As explained repeatedly before, that's plainly not true. The patch allows
e.g. to use the exact scram flow we already have, with the code we have for
that (e.g. using a different source of secret). In fact the example extension
does so (starting in v3, from 2022-03-15):
Check 0002 from
https://www.postgresql.org/message-id/CAJxrbyxgFzfqby%2BVRCkeAhJnwVZE50%2BZLPx0JT2TDg9LbZtkCg%40mail.gmail.com
If you're ideologically opposed to allowing extensibility in this specific
area: Say so, instead of repeating this bogus argument over and over.

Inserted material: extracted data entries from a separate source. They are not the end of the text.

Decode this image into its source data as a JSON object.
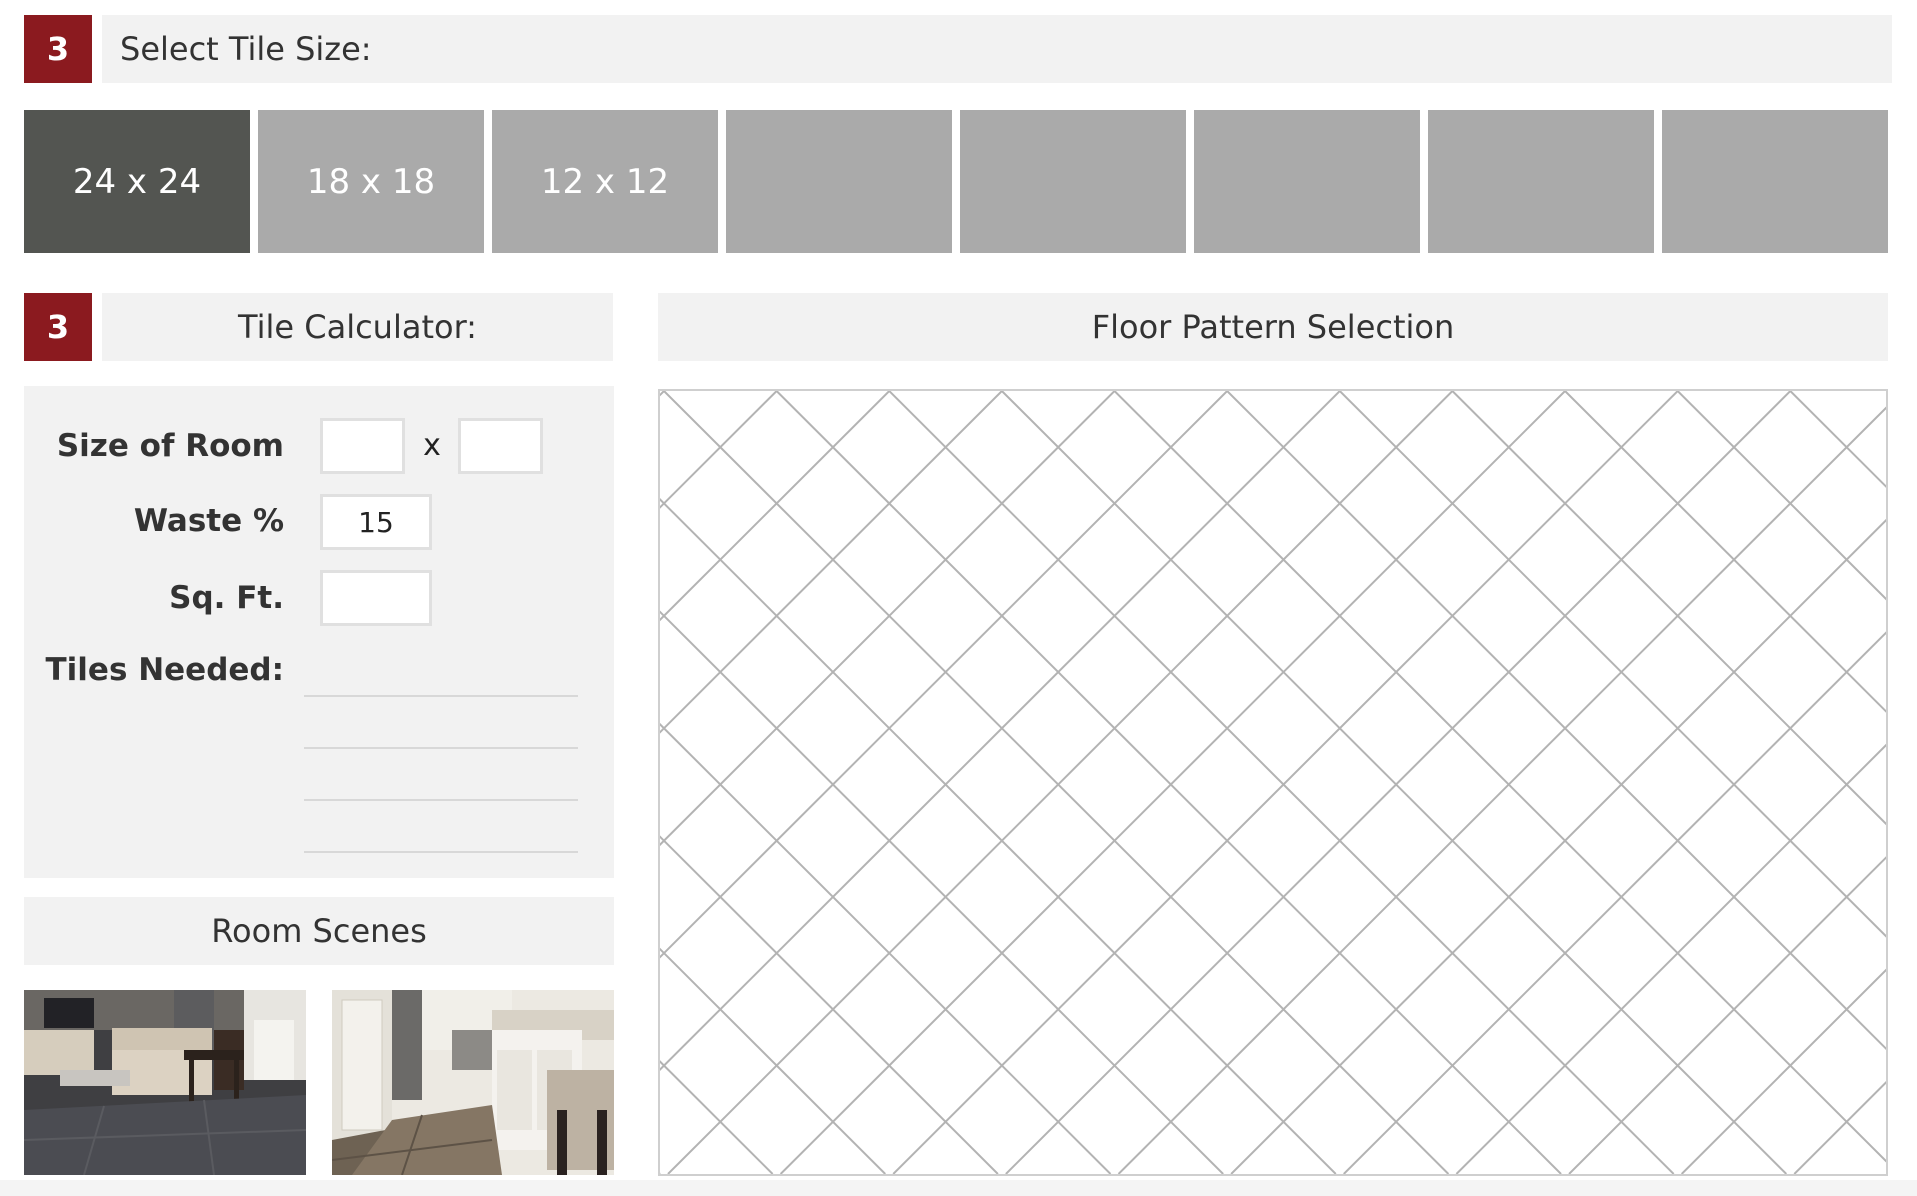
{
  "step_tile_size": {
    "badge": "3",
    "title": "Select Tile Size:"
  },
  "tile_sizes": [
    {
      "label": "24 x 24",
      "selected": true
    },
    {
      "label": "18 x 18",
      "selected": false
    },
    {
      "label": "12 x 12",
      "selected": false
    },
    {
      "label": "",
      "selected": false
    },
    {
      "label": "",
      "selected": false
    },
    {
      "label": "",
      "selected": false
    },
    {
      "label": "",
      "selected": false
    },
    {
      "label": "",
      "selected": false
    }
  ],
  "step_calculator": {
    "badge": "3",
    "title": "Tile Calculator:"
  },
  "floor_pattern": {
    "title": "Floor Pattern Selection",
    "pattern": "diagonal-diamond-grid"
  },
  "calculator": {
    "room_size_label": "Size of Room",
    "room_width_value": "",
    "room_length_value": "",
    "times_symbol": "x",
    "waste_label": "Waste %",
    "waste_value": "15",
    "sqft_label": "Sq. Ft.",
    "sqft_value": "",
    "tiles_needed_label": "Tiles Needed:"
  },
  "room_scenes": {
    "title": "Room Scenes"
  },
  "colors": {
    "badge": "#8b1a1f",
    "tile_active": "#535551",
    "tile_inactive": "#aaaaaa",
    "bar_bg": "#f2f2f2",
    "pattern_line": "#b3b3b3"
  }
}
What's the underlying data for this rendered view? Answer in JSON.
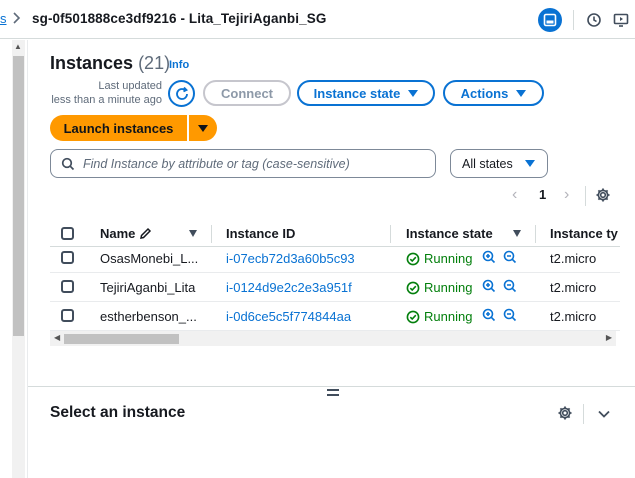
{
  "breadcrumb": {
    "prev_fragment": "s",
    "current": "sg-0f501888ce3df9216 - Lita_TejiriAganbi_SG"
  },
  "top_icons": [
    "panel-icon",
    "clock-icon",
    "tutorial-icon"
  ],
  "header": {
    "title": "Instances",
    "count": "(21)",
    "info": "Info",
    "updated_line1": "Last updated",
    "updated_line2": "less than a minute ago"
  },
  "buttons": {
    "connect": "Connect",
    "instance_state": "Instance state",
    "actions": "Actions",
    "launch": "Launch instances"
  },
  "search": {
    "placeholder": "Find Instance by attribute or tag (case-sensitive)"
  },
  "filter": {
    "selected": "All states"
  },
  "pagination": {
    "current": "1"
  },
  "table": {
    "columns": [
      "Name",
      "Instance ID",
      "Instance state",
      "Instance ty"
    ],
    "rows": [
      {
        "name": "OsasMonebi_L...",
        "id": "i-07ecb72d3a60b5c93",
        "state": "Running",
        "type": "t2.micro"
      },
      {
        "name": "TejiriAganbi_Lita",
        "id": "i-0124d9e2c2e3a951f",
        "state": "Running",
        "type": "t2.micro"
      },
      {
        "name": "estherbenson_...",
        "id": "i-0d6ce5c5f774844aa",
        "state": "Running",
        "type": "t2.micro"
      }
    ]
  },
  "split_panel": {
    "title": "Select an instance"
  },
  "colors": {
    "link": "#0972d3",
    "primary": "#ff9900",
    "running": "#037f0c",
    "text": "#16191f"
  }
}
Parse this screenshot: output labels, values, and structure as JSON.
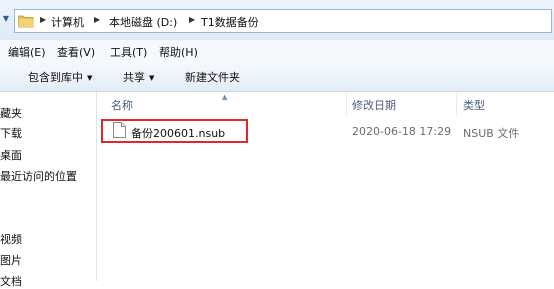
{
  "address": {
    "crumbs": [
      "计算机",
      "本地磁盘 (D:)",
      "T1数据备份"
    ]
  },
  "menu": [
    "编辑(E)",
    "查看(V)",
    "工具(T)",
    "帮助(H)"
  ],
  "commands": [
    {
      "label": "包含到库中",
      "dropdown": true
    },
    {
      "label": "共享",
      "dropdown": true
    },
    {
      "label": "新建文件夹",
      "dropdown": false
    }
  ],
  "nav": [
    "藏夹",
    "下载",
    "桌面",
    "最近访问的位置",
    "视频",
    "图片",
    "文档"
  ],
  "columns": {
    "name": "名称",
    "modified": "修改日期",
    "type": "类型"
  },
  "files": [
    {
      "name": "备份200601.nsub",
      "modified": "2020-06-18 17:29",
      "type": "NSUB 文件"
    }
  ],
  "colors": {
    "highlight": "#e0272b",
    "accent": "#2b5d9a"
  },
  "icons": [
    "folder-icon",
    "chevron-down-icon",
    "breadcrumb-arrow-icon",
    "sort-arrow-icon",
    "document-icon"
  ]
}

> If anything, the other auth methods should be ripped out entirely (password,
> md5, ldap, etc), but certainly not used as a basis for new work or a place
> to try and add new features, as they're all well known to have serious
> vulnerabilities.
I don't think we'd help users if we ripped out all those methods without a
replacement, but relegating them to contrib/ and thus requiring that they
explicitly get configured in the server seems like a decent step. But imo
that's a separate discussion.
> I also don't agree that this makes sense as an extension as we don't
> have any way for extensions to make changes in libpq or psql, again
> leading to the issue that it either can't be exercised or we create some
> dependency on an external SASL library for libpq but object to having
> that same dependency on the server side, which doesn't seem sensible to
> me. Requiring admins to jump through hoops to install an extension
> where we have such a dependency on a library anyway doesn't make sense
> either.
This argument doesn't make a whole lot of sense to me - as explained above you
can use the existing scram flow for plenty usecases. I'd be a bit more
convinced if you'd argue that the extension API should just allow providing a
different source of secrets for the existing scram flow (I'd argue that that's
not the best point for extensibility, but that'd be more a question of taste).